For persons interested in selective activation, these proteins are research heaven. You could insert ChR-2 into a neuron and turn it on at will with a wavelength of light. You could drop NpHR into another neuron and turn it off at will with a wavelength of light. You could even drop both genes into a single neuron—or a group of neurons—and then turn them on and off by selectively exposing them to blue or yellow light. Not only do you have an on/off switch, you have a remote control!
Does it work in real life?These manipulations worked as expected with cultured neural cells. The manipulations did not alter the cells' electrical properties or other normal functions—they just turned them on or off. In NpHR, the degree of inhibition could be manipulated like a dimmer switch; it was shown to be dependent on the intensity and duration of exposure to yellow light. The effect was so robust that short pulses of light could knock out single action potentials.
However good the work was in dishes, the results said little about real world biology. What about whole tissues? Whole organisms? A number of experiments investigated neural activity within increasingly sophisticated neurological backgrounds.
The first experiments involved transfecting neural tissues with specially engineered lentiviruses that carry these ion channel genes. The viruses are exposed to neural tissue, where they set up a productive infection cycle. This includes the insertion of the gene into the resident chromosomes and expression of their proteins. One such experiment infected the brains of mouse pups and the hippocampi of adult mice with viruses loaded with both ion channel genes. Subsequent assessment of the acute activity of cortical and hippocampal slices showed that neurological activity could be manipulated by simply flashing blue light (excitatory) or yellow light (inhibitory). The tissues turned on or off, depending on the wavelength deployed. This was the first evidence that complex neurological tissues could be regulated remotely with great precision and in a bidirectional manner.
The next experiments involved examining intact animals. The organism used was Caenorhabditis elegans, a tiny roundworm that is the subject of a great deal of genetic research (it has been particularly useful in elucidating the so-called genes of aging). It is possible to insert genes into specific tissues of this organism and assess changes in behavior. Such work was done on the roundworm using these ion channel genes. The creatures were specifically engineered to express the proteins in the body wall muscle cells that mediate the wiggling, swimming movement of the worm, or in the cholinergic neurons that control these muscles. The results were stunning. By flashing blue or yellow light onto the creature, they could control the wriggling, swimming behavior of the worm!

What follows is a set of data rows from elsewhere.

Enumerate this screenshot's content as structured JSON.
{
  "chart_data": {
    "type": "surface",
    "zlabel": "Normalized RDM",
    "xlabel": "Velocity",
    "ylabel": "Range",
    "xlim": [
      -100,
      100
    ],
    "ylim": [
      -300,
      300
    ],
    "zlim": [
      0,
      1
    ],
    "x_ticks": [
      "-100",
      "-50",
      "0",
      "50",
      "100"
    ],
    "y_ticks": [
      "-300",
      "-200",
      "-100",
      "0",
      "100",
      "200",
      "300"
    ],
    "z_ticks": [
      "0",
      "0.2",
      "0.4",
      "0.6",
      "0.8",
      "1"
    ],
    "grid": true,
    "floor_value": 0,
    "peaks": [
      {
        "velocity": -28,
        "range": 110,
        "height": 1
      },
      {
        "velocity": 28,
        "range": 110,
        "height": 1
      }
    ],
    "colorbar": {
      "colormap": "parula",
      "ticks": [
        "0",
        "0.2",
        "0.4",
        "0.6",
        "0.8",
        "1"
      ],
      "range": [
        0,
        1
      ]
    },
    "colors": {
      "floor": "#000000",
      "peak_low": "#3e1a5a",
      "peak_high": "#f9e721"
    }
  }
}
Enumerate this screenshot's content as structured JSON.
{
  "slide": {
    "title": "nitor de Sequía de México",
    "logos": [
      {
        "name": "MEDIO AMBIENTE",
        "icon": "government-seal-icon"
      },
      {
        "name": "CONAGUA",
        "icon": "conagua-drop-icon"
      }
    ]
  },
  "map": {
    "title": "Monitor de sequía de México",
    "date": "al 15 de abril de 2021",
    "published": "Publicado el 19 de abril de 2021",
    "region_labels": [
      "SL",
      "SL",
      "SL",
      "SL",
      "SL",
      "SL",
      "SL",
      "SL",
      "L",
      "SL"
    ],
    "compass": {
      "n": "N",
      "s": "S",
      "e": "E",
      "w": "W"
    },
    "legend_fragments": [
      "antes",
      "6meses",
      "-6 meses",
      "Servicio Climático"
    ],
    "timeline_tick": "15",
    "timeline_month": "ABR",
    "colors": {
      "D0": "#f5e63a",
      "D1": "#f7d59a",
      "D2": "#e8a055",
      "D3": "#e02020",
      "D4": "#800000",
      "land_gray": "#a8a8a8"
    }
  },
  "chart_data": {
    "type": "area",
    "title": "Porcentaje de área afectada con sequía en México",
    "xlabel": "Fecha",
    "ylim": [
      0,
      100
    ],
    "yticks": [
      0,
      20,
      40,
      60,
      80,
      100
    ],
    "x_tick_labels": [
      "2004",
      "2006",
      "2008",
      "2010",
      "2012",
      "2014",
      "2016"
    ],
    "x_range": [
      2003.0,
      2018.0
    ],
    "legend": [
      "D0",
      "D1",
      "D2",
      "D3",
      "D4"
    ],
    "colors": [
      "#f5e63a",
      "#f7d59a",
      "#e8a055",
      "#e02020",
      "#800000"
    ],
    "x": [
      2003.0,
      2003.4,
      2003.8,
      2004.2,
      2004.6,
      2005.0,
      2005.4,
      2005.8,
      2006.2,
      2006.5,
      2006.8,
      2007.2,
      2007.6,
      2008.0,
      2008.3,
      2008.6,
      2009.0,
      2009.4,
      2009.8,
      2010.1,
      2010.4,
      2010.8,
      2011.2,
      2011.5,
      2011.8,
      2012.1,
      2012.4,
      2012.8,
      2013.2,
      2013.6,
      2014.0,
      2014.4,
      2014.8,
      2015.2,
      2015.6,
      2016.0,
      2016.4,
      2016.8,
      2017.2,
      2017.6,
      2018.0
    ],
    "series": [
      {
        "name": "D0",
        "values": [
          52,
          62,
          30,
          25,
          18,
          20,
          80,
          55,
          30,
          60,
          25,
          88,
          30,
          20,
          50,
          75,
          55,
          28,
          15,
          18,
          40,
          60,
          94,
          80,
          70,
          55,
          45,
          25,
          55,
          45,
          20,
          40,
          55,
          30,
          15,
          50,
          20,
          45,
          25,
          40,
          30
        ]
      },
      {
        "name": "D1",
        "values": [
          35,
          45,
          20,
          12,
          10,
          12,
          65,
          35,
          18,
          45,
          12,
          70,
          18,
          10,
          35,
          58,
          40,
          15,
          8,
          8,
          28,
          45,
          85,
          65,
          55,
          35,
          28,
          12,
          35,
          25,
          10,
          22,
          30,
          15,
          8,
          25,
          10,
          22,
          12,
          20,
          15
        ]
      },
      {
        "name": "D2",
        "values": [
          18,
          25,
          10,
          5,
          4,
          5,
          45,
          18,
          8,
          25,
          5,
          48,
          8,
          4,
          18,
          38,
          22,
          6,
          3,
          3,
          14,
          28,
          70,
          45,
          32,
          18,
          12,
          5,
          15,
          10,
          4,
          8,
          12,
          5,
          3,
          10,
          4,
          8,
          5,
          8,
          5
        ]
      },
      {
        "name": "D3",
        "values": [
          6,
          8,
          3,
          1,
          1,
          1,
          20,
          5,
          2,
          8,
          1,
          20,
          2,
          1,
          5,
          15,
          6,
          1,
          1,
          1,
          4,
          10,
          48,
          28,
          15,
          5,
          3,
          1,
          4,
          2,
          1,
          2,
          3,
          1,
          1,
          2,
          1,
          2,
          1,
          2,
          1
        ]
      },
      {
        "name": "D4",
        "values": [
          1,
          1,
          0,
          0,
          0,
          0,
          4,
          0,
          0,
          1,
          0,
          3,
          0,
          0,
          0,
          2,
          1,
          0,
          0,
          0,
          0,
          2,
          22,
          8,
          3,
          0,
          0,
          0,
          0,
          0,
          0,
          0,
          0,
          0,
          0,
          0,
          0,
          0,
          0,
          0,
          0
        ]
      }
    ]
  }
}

ConclusionsThis is quite a technical achievement with plenty of research and clinical applications. One of the greatest potential uses of this technology is the elucidation of neuronal pathways involved in typical behaviors. Plans are under way to trace circuits involved in tactile sensations. Using animal models of human disease, other researchers are working to identify circuits relevant to depression, Parkinson disease, and epilepsy.
There are many potentially powerful applications of this technology for humans. It is possible that these switches could be used to coax neurons in the retinas of blind patients with no functioning rods or cones to fire in the presence of blue or yellow light, perhaps restoring aspects of vision.

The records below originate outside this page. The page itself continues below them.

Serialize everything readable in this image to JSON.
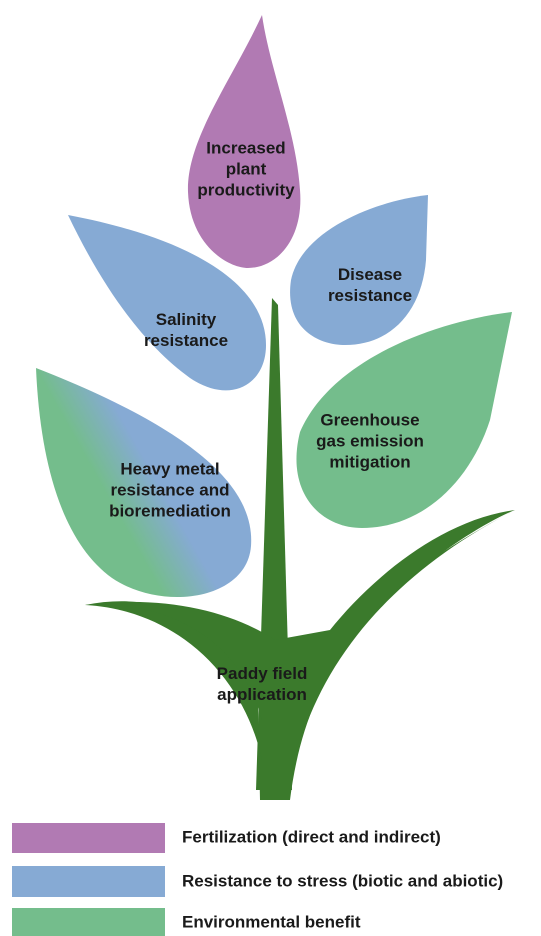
{
  "nodes": [
    {
      "label": [
        "Increased",
        "plant",
        "productivity"
      ]
    },
    {
      "label": [
        "Disease",
        "resistance"
      ]
    },
    {
      "label": [
        "Salinity",
        "resistance"
      ]
    },
    {
      "label": [
        "Greenhouse",
        "gas emission",
        "mitigation"
      ]
    },
    {
      "label": [
        "Heavy metal",
        "resistance and",
        "bioremediation"
      ]
    },
    {
      "label": [
        "Paddy field",
        "application"
      ]
    }
  ],
  "legend": [
    {
      "label": "Fertilization (direct and indirect)"
    },
    {
      "label": "Resistance to stress (biotic and abiotic)"
    },
    {
      "label": "Environmental benefit"
    }
  ]
}
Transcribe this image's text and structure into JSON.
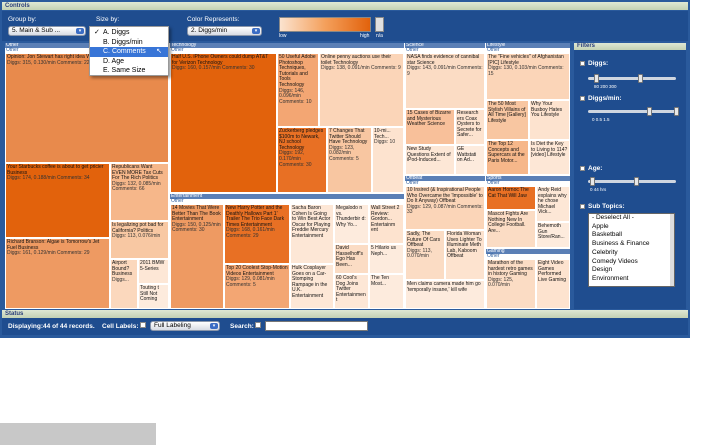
{
  "controls": {
    "header": "Controls",
    "group_by_label": "Group by:",
    "group_by_value": "5. Main & Sub ...",
    "size_by_label": "Size by:",
    "size_by_value": "C. Comments",
    "size_options": [
      {
        "label": "A. Diggs",
        "checked": "✓"
      },
      {
        "label": "B. Diggs/min",
        "checked": ""
      },
      {
        "label": "C. Comments",
        "checked": ""
      },
      {
        "label": "D. Age",
        "checked": ""
      },
      {
        "label": "E. Same Size",
        "checked": ""
      }
    ],
    "color_label": "Color Represents:",
    "color_value": "2. Diggs/min",
    "legend_low": "low",
    "legend_high": "high",
    "legend_na": "n/a"
  },
  "groups": [
    {
      "name": "Other",
      "sub": "Other"
    },
    {
      "name": "Technology",
      "sub": "Other"
    },
    {
      "name": "Science",
      "sub": "Other"
    },
    {
      "name": "Lifestyle",
      "sub": "Other"
    },
    {
      "name": "Entertainment",
      "sub": "Other"
    },
    {
      "name": "Offbeat",
      "sub": "Other"
    },
    {
      "name": "Sports",
      "sub": "Other"
    },
    {
      "name": "Gaming",
      "sub": "Other"
    }
  ],
  "tiles": [
    {
      "h": "Opinion: Jon Stewart has right idea World news",
      "c": "Diggs: 315, 0.130/min Comments: 22"
    },
    {
      "h": "Your Starbucks coffee is about to get pricier Business",
      "c": "Diggs: 174, 0.188/min Comments: 34"
    },
    {
      "h": "Republicans Want EVEN MORE Tax Cuts For The Rich Politics",
      "c": "Diggs: 132, 0.085/min Comments: 66"
    },
    {
      "h": "Is legalizing pot bad for California? Politics",
      "c": "Diggs: 113, 0.076/min"
    },
    {
      "h": "Richard Branson: Algae is Tomorrow's Jet Fuel Business",
      "c": "Diggs: 161, 0.129/min Comments: 29"
    },
    {
      "h": "Airport Bound? Business",
      "c": "Diggs..."
    },
    {
      "h": "2011 BMW 5-Series",
      "c": ""
    },
    {
      "h": "Touting t Still Not Coming",
      "c": ""
    },
    {
      "h": "Half U.S. iPhone Owners could dump AT&T for Verizon Technology",
      "c": "Diggs: 160, 0.157/min Comments: 30"
    },
    {
      "h": "50 Useful Adobe Photoshop Techniques, Tutorials and Tools Technology",
      "c": "Diggs: 146, 0.096/min Comments: 10"
    },
    {
      "h": "Online penny auctions use their toilet Technology",
      "c": "Diggs: 138, 0.091/min Comments: 9"
    },
    {
      "h": "Zuckerberg pledges $100m to Newark, NJ school Technology",
      "c": "Diggs: 192, 0.170/min Comments: 30"
    },
    {
      "h": "7 Changes That Twitter Should Have Technology",
      "c": "Diggs: 123, 0.082/min Comments: 5"
    },
    {
      "h": "10-mi... Tech...",
      "c": "Diggs: 10"
    },
    {
      "h": "NASA finds evidence of cannibal star Science",
      "c": "Diggs: 143, 0.091/min Comments: 9"
    },
    {
      "h": "15 Cases of Bizarre and Mysterious Weather Science",
      "c": ""
    },
    {
      "h": "Research ers Coax Oysters to Secrete for Safer...",
      "c": ""
    },
    {
      "h": "New Study Questions Extent of iPod-Induced...",
      "c": ""
    },
    {
      "h": "GE Wattstati on Ad...",
      "c": ""
    },
    {
      "h": "The \"Fine vehicles\" of Afghanistan [PIC] Lifestyle",
      "c": "Diggs: 130, 0.103/min Comments: 15"
    },
    {
      "h": "The 50 Most Stylish Villains of All Time [Gallery] Lifestyle",
      "c": ""
    },
    {
      "h": "Why Your Busboy Hates You Lifestyle",
      "c": ""
    },
    {
      "h": "The Top 12 Concepts and Supercars at the Paris Motor...",
      "c": ""
    },
    {
      "h": "Is Diet the Key to Living to 114? [video] Lifestyle",
      "c": ""
    },
    {
      "h": "14 Movies That Were Better Than The Book Entertainment",
      "c": "Diggs: 150, 0.125/min Comments: 30"
    },
    {
      "h": "New Harry Potter and the Deathly Hallows Part 1' Trailer The Trio Face Dark Times Entertainment",
      "c": "Diggs: 168, 0.161/min Comments: 29"
    },
    {
      "h": "Sacha Baron Cohen Is Going to Win Best Actor Oscar for Playing Freddie Mercury Entertainment",
      "c": ""
    },
    {
      "h": "Megalodo n vs. Thunderbir d: Why Yo...",
      "c": ""
    },
    {
      "h": "Wall Street 2 Review: Gordon... Entertainm ent",
      "c": ""
    },
    {
      "h": "Top 20 Coolest Stop-Motion Videos Entertainment",
      "c": "Diggs: 129, 0.081/min Comments: 5"
    },
    {
      "h": "Hulk Cosplayer Goes on a Car-Stomping Rampage in the U.K. Entertainment",
      "c": ""
    },
    {
      "h": "David Hasselhoff's Ego Has Been...",
      "c": ""
    },
    {
      "h": "5 Hilario us Neph...",
      "c": ""
    },
    {
      "h": "60 Cool's Dog Joins Twitter Entertainment",
      "c": ""
    },
    {
      "h": "The Ten Most...",
      "c": ""
    },
    {
      "h": "10 Insired (& Inspirational People Who Overcame the 'Impossible' to Do It Anyway) Offbeat",
      "c": "Diggs: 129, 0.087/min Comments: 33"
    },
    {
      "h": "Sadly, The Future Of Cars Offbeat",
      "c": "Diggs: 113, 0.070/min"
    },
    {
      "h": "Florida Woman Uses Lighter To Illuminate Meth Lab, Kaboom Offbeat",
      "c": ""
    },
    {
      "h": "Men claims camera made him go 'temporally insane,' kill wife",
      "c": ""
    },
    {
      "h": "Aaron Hornoc The Cat That Will Jaw",
      "c": ""
    },
    {
      "h": "Mascot Fights Are Nothing New In College Football. Are...",
      "c": ""
    },
    {
      "h": "Andy Reid explains why he chose Michael Vick...",
      "c": ""
    },
    {
      "h": "Behemoth Gun Store/Ran...",
      "c": ""
    },
    {
      "h": "Marathon of the hardest retro games in history Gaming",
      "c": "Diggs: 125, 0.070/min"
    },
    {
      "h": "Eight Video Games Performed Live Gaming",
      "c": ""
    }
  ],
  "filters": {
    "header": "Filters",
    "diggs_label": "Diggs:",
    "diggs_ticks": "80      200   300",
    "diggs_min_label": "Diggs/min:",
    "diggs_min_ticks": "0     0.5    1.5",
    "age_label": "Age:",
    "age_ticks": "0              44 hrs",
    "diggs_range": [
      0.1,
      0.6
    ],
    "diggs_min_range": [
      0.7,
      1.0
    ],
    "age_range": [
      0.05,
      0.55
    ],
    "sub_topics_label": "Sub Topics:",
    "topics": [
      "- Deselect All -",
      "Apple",
      "Basketball",
      "Business & Finance",
      "Celebrity",
      "Comedy Videos",
      "Design",
      "Environment"
    ]
  },
  "status": {
    "header": "Status",
    "displaying": "Displaying:44 of 44 records.",
    "cell_labels_label": "Cell Labels:",
    "cell_labels_value": "Full Labeling",
    "search_label": "Search:",
    "search_value": ""
  }
}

There may even be a psychiatric application. The suitability of deep brain stimulation for patients with severe depression has been studied by researchers such as Helen S. Mayberg and colleagues for years.1 In this experimental protocol, electrodes are inserted deep in the brain in an attempt to stimulate certain neural circuits. Working something like localized electroconvulsive therapy, the hope is that activation of these circuits could successfully treat these patients. It is very possible that such photosensitive proteins might some day replace electrodes currently in use for deep brain stimulation investigations. This might allow the clinician to target only those neurons relevant to the disease. There is a large barrier to overcome before any of this could be done in humans, of course, including issues such as the insertion of these proteins into a living brain.
Still, what biologists have in hand is no less than the wish list for the alien brain mentioned at the beginning of this column. For the first time, there is the ability to turn neural circuits on and off at will and to do so from a remote location. It is an extraordinary collaboration between the behavioral, physiological, and molecular sciences. No doubt your boss at the electronics laboratory would be proud.